С удивлением смотрели они на аккуратно сложенные кирпичи, на тщательно укрытый цемент для раствора, на бережное, скупердяйское отношение немцев к каждому гвоздю, к каждой скобе, к каждой пустяковой дощечке. Русские смотрели и незлобливо матерились, приговаривая:

– Во, бля, гляди!.. Фриц – мать его так-перетак, в рот ему дышло, – а понимает, что кирпич денег стоит!.. Что его, мать-перемать, так в кучу бросать нельзя – поколется, мать-перемать… А наш брат Иван, – ему все по херу, тяп-ляп и в дамки! А чего, мать в бога, в душу перемать, страна большая – не обеднеет!.. Мать их совсем насквозь и глыбже…

– Отойти от пленных, мать-перемать!!! – кричали молоденькие конвойные, не нюхавшие фронта. – А ну, прими в сторону, мать вашу! А то стрелять буду!..

– Я те, бля, стрельну!.. Я те стрельну, поганец! – огрызались зрители. – Враз ноги из жопы повыдергаем!.. Ишь, стрелок, мать твою так, нашелся! Ты, мудила, лучше гляди, учись как работать надо, губошлеп хренов!..

Русский мат со всех сторон сам настойчиво заползал в немецкие уши, становился самостоятельным средством общения, выражением самых различных эмоций – от лютой ненависти до горячих симпатий, от категорических отрицаний до безоговорочных согласий.

Многогранность российского мата была беспредельна! Ругательства могли служить синонимами любой технической терминологии, названиями самых различных областей человеческой деятельности.

– Ну-ка, въебачь сюда эту хуевину! А теперь ебни сверху и закрепи ее на хуй! – говорил русский бригадир строителей Петеру, что в переводе на любой нормальный язык должно было означать: «Ну-ка, вставь сюда эту деталь! А теперь ударь ее сверху и плотно закрепи!».

И Петер вставлял, ударял и закреплял.

Поэтому, когда спустя полтора года после окончания войны Аденауэр все-таки кое о чем договорился с Булганиным и пленных немцев, наконец, стали отправлять по домам, двадцатипятилетний Петер Китцингер вернулся в Мюнхен с полупустым русским вещевым мешком, очень скромным запасом нормальных русских слов и обширными познаниями в чудовищных российских матюгах, этимология которых, в большинстве своем, уходила в глубь веков – во времена татаро-монгольского трехсотлетного ига.

Но уже этот филологический изыск был совершенно неизвестен Петеру Китцингеру. Как, впрочем, он и по сей день неизвестен большинству русских, с такой легкостью пользующихся своим родным и любимым матом.

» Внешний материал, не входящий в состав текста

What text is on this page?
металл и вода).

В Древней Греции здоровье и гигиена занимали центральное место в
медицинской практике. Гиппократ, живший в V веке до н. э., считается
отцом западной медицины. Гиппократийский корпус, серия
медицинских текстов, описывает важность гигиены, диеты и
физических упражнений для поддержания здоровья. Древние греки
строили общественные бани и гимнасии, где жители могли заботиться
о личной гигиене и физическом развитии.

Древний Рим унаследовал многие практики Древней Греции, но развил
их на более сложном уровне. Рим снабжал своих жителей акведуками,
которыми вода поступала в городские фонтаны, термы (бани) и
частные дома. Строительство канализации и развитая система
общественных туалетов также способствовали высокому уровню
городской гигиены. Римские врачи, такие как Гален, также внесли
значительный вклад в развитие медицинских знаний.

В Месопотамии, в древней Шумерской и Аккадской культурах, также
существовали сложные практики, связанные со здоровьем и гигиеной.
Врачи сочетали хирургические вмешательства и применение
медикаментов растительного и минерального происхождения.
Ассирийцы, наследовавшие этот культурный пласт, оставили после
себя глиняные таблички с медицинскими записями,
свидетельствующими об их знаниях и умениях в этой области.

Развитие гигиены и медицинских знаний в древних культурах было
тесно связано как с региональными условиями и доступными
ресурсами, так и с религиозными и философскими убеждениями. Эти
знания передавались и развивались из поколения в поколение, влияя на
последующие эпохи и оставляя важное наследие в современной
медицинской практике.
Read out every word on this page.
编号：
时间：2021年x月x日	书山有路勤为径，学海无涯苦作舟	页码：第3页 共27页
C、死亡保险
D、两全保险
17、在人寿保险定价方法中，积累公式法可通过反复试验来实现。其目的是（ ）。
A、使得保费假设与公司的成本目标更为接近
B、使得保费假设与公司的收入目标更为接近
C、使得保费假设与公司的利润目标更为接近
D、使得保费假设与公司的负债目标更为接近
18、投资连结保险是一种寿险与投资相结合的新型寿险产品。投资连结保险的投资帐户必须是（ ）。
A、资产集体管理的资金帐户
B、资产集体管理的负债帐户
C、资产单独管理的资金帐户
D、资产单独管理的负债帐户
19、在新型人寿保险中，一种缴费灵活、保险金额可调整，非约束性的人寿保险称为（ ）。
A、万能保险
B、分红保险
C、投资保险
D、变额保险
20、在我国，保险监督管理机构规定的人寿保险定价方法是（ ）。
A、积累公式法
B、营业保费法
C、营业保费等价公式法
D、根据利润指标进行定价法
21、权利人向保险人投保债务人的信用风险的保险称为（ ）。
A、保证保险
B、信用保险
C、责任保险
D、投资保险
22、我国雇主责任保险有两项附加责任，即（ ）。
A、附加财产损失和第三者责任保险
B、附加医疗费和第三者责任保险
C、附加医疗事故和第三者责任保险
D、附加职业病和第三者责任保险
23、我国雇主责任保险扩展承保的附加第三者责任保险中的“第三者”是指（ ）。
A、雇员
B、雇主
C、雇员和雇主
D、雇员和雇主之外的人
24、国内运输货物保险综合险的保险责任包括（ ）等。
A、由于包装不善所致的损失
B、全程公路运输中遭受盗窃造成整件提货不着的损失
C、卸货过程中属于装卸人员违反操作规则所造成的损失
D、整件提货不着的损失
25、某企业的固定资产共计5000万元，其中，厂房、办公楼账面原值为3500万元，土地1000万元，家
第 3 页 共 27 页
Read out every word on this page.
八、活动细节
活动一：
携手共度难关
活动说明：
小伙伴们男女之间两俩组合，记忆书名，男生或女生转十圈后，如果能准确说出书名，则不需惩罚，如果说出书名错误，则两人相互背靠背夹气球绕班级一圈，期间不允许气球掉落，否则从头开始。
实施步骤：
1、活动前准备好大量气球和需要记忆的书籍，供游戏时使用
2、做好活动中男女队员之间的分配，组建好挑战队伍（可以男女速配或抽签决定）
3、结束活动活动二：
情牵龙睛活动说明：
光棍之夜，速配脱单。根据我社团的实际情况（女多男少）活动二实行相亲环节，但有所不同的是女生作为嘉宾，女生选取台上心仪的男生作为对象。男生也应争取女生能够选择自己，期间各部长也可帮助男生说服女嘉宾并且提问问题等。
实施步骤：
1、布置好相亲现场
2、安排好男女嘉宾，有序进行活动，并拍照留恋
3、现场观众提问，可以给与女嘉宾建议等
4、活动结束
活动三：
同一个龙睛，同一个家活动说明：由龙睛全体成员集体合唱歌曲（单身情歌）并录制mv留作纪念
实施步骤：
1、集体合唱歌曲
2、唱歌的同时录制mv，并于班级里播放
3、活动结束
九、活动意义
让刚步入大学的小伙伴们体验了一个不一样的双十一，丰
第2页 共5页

Со смятением и горечью пробрался Петер через руины Зонненштрассе, сквозь стертый с лица земли Штахус, постоял у Богом сбереженных башен Фрауэнкирхе, пошлялся по уничтоженному Виктуаленмаркту и к вечеру на попутных телегах и грузовиках добрался до отчего дома – до своего «Китцингер-хофа».

После родительских поцелуев, слез и объятий Петер с удивлением обнаружил в доме еще одного обитателя «Китцингер-хофа» – небольшого роста девятнадцатилетнюю хорошенькую украинскую девочку Наташу.

История ее появления в «Китцингер-хофе» была препростейшей. Таких историй сотни. Если не тысячи. Вся ее родня погибла под Киевом еще при бомбежке сорок первого года, а уже в сорок втором – пятнадцатилетняя Наташа вместе с эшелоном таких же мальчишек и девчонок была отправлена немецким военным командованием на работы в Германию.